The AHA advises standard and transmission-based precautions be used when caring for patients with suspected or confirmed COVID-19. Among the specific guidance included in the three-page document:
Aerosol-generating procedures such as CPR and endotracheal intubation expose providers to a greater risk of disease transmission and should be performed in airborne infection isolation rooms (AIIRs); personnel should use respiratory protection.
Only providers essential for patient care and procedural support should be present during the procedure and the room should be cleaned and disinfected following the procedure.
Patients with known or suspected COVID-19 should be cared for in a single-person room with the door closed and AIIRs should be reserved for patients undergoing aerosol-generating procedures.
N95 respirators or respirators that offer a higher level of protection should be used instead of a face mask during aerosol-generating procedures.
Providers should put on a respirator or facemask (if a respirator is not available) before entering a patient's room or care area. Facilities should return to use of respirators for patients with known or suspected COVID-19 once the supply chain is restored.
Wear eye protection, gloves, and gowns.
When gowns are in short supply, they should be prioritized for aerosol-generating procedures, care activities where splashes and sprays are anticipated, and high-contact patient care activities that provide opportunities for transfer of pathogens to the hands and clothing of providers.
If possible, avoid procedures which generate aerosols, such as bag-valve mask, nebulizers and non-invasive positive pressure ventilation.
Consider proceeding directly to endotracheal intubation in patients with acute respiratory failure. Avoid the use of high-flow nasal oxygenation and mask CPAP or bilevel CPAP due to greater risk of aerosol generation.
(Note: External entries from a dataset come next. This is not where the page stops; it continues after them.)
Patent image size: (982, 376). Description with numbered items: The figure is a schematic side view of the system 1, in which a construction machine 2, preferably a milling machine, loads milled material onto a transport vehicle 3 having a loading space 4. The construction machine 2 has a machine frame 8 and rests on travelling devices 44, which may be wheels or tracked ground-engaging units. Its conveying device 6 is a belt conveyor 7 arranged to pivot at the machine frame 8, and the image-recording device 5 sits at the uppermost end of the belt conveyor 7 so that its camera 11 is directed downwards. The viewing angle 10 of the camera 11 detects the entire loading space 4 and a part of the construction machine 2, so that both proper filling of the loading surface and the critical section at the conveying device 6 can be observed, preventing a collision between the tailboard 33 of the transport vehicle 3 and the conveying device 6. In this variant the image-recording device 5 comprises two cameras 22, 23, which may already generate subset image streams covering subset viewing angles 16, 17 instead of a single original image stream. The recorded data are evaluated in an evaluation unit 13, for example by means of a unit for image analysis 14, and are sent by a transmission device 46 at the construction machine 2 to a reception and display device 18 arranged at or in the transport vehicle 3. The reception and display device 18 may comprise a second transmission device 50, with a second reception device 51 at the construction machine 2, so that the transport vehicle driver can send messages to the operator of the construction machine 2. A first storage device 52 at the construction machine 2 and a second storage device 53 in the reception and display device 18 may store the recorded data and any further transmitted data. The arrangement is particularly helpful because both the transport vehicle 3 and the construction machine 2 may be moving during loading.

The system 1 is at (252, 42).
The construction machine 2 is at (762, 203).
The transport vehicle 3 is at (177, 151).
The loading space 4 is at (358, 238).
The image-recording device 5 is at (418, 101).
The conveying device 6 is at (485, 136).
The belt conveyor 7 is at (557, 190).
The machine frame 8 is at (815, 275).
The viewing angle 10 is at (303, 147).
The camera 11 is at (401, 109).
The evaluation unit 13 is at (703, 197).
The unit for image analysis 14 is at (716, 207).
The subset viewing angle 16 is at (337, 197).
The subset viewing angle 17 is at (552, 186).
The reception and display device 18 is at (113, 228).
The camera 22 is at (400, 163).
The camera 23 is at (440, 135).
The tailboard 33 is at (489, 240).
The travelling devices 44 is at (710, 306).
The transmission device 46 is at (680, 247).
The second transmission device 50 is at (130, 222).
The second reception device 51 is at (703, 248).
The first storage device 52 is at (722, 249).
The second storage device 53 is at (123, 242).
Among the specific advice for EMS and other first responders:
Emergency medical dispatchers should ask callers about the possibility of COVID-19 in the patient. The query process should not supersede the provision of prearrival instructions to the caller when immediate lifesaving interventions are needed.
Prehospital care providers and healthcare facilities should be notified when COVID-19 is suspected in a patient requiring emergency transport.
EMS clinician practices should be based on the most up-to-date COVID-19 clinical recommendations and information from appropriate public health authorities and EMS medical direction.